離島に住んでいて、新鮮な魚を食べることが当たり前だった人が
「こんな魚が食えるか!」と吠えたときは、そりゃあ無理もないやな……とも思った。
ただ、そのクオリティに、病院食は持ってはいけないのだよ。

家ではいい食材でいいもの食べてた人が、病院で食べられなくて弱っていくのは他にも何例か経験がある。
これがご主人が入院したのだと、奥様が家で作った持ち込み食の黙認、とかでなんとかなるんだけど、
調理者本人が入院している場合は、不幸だ。

* * *

うまいものを食うことは人生の喜びではあるが、
まずいものを受け付けなくなると、後でえらい目に遭う。

これは何事についてもそうなのだが、食についてもカスタマイズしすぎていると、後で困るかもしれない。

人生、一度くらい貧乏旅行をして、まずい食いもんでも空腹を満たす、みたいな経験をした方がいいのかもしれない。

*1:残念ながらよくはないですが

*2:大規模フランチャイズでもセントラルキッチンによる食の分配は普通に行われているが、病院向けのフランチャイズはそのあたりの設備投資が甘い、という側面はあると思う。やはり顧客が自由に選べる外食産業に比べると、クオリティの淘汰圧は低い。

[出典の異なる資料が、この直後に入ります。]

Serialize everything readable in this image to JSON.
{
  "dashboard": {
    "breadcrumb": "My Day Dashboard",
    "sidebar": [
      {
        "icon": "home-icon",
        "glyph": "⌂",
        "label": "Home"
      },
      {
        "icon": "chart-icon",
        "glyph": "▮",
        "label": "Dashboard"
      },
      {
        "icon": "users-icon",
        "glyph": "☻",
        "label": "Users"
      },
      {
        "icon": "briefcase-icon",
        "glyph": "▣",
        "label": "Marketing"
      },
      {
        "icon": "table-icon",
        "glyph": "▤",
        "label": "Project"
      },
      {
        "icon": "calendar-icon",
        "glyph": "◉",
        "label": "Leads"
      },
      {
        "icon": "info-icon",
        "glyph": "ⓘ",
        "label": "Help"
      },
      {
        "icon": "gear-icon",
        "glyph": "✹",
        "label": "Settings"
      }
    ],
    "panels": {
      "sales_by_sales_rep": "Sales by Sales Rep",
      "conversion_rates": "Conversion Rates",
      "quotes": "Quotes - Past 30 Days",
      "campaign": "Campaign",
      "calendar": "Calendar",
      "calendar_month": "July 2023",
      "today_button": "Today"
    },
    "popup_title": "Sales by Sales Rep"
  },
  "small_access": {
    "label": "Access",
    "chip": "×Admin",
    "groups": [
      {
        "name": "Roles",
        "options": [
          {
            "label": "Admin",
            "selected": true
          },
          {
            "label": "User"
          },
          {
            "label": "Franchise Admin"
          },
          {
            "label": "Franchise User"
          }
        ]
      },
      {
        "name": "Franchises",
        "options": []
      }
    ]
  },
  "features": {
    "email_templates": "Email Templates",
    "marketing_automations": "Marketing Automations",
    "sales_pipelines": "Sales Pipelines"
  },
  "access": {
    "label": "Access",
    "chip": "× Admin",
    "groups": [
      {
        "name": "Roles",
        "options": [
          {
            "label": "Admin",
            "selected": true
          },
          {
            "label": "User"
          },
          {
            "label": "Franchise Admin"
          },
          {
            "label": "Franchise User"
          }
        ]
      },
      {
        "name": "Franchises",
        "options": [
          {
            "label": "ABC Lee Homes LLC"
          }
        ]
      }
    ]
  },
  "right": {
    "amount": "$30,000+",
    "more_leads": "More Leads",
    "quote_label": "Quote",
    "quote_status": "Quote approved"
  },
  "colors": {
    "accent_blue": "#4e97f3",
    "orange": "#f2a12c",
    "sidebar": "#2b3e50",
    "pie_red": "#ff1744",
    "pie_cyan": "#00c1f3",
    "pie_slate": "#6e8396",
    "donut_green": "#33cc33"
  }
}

*3:差別化のため委託ではなく自前調理に回帰する医療機関もあるが、当院ではそれはだいぶ難しそうだ。スケールメリットも必要なので、小規模なところでは難しい。あとは、ハイエンドの食事だけ別系統・別料金で仕立てるという選択肢はあろうし、それは将来的にビジネスになりうると思う。ただし、皆保険のもと建前でも平等感がつよかった病院での療養環境にそういった差別化をとりいれる弊害は大きくなるかもしれない。